Svjetlana Tepavcevic was born in Sarajevo, Bosnia and Herzegovina, lived through the siege of Sarajevo, and near the end of the war, left for the United States. Her new series, The Sea Inside (Portraits of Waves), speaks it’s own language, a universal language of the power of the sea. I have had the great pleasure of seeing this work in person, and it stands apart from anything in a similar vein. The images truly look as if created in charcoal–they are earthy, other worldly, and uniquely expressed.

After earning a B.A. at U.C.L.A and an M.A. at University of Pennsylvania, Svjetlana worked in a variety of jobs related to human rights and mass media, with experience in television and documentary film production, archive management, research and advocacy, and eventually found herself with a camera in hand. Her work has been exhibited across the country and was selected as a Critical Mass finalist in 2010. It will also be on exhibition at the Griffin Museum, opening tonight and running through May 1st, with an opening reception on February 17th and participating artists on hand.

The Sea Inside (Portraits of Waves) is a series of abstract black-and-white images exploring the energy, complexity and individuality of ocean waves. More than simply being photographic representations, the images in The Sea Inside are unique and subjective interpretations, imbued with myemotional connection to the sea.

The sea has always had a magnetic effect on me. Growing up in Bosnia, I spent summers at the Adriatic Sea. The rest of the year I longed to be near it, often remembering my long, solitary evening swims when, far from the shore, only the glow of the day’s last light and the deep darkness of the sea seemed to exist. I found unspeakable beauty and peace in my deep seawater solitude.

In the summer of 2008, a world away from the Adriatic Sea, I began to photograph waves. The desire was instinctive and almost inexplicable.
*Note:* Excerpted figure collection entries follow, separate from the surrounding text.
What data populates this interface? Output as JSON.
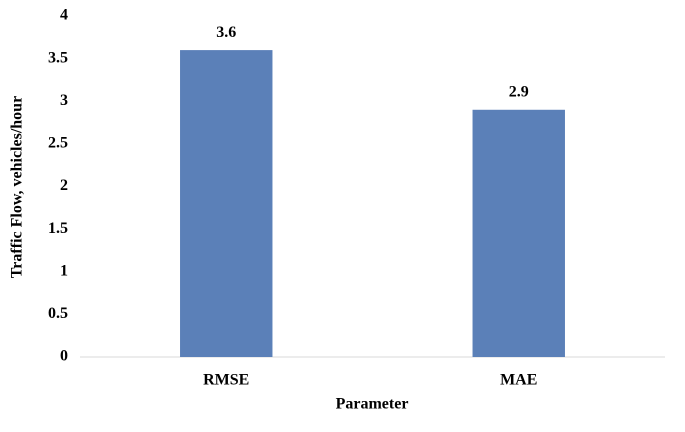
{
  "chart_data": {
    "type": "bar",
    "categories": [
      "RMSE",
      "MAE"
    ],
    "values": [
      3.6,
      2.9
    ],
    "color": "#5b80b8",
    "xlabel": "Parameter",
    "ylabel": "Traffic Flow,  vehicles/hour",
    "ylim": [
      0,
      4
    ],
    "yticks": [
      0,
      0.5,
      1,
      1.5,
      2,
      2.5,
      3,
      3.5,
      4
    ],
    "grid": false
  }
}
Now my eyes beheld the Pacific and the Atlantic Oceans, vast and mighty waters quite different from the calm cove of the Adriatic I once knew and still know in my memories. Ocean waves are untamable, but I photographed them as if I could somehow tame them, as if I could calm them and find peace inside them.



Fraught with dualities and complexities, waves are a metaphor for life. Mysterious and violent, at once they symbolize birth and destruction; force and fragility; chaos and peace. The same force that gives them life takes it away, often in the course of a human breath. Waves come and go, too fast for the eye to focus on their fleeting gestures, so our minds find comfort in their predictability and similarity. And yet, no two waves are ever alike!they embody the idea of the infinite.

When I look at waves, I see invisible winds carving and crushing nameless sculptures never to be seen again. I also see reflections of myself as if I disappeared among waves. “It is a place of faith,” Ondaatje wrote of the desert. The same could be said of the sea. For me it is a place of consolation, a place where my faith in life is renewed.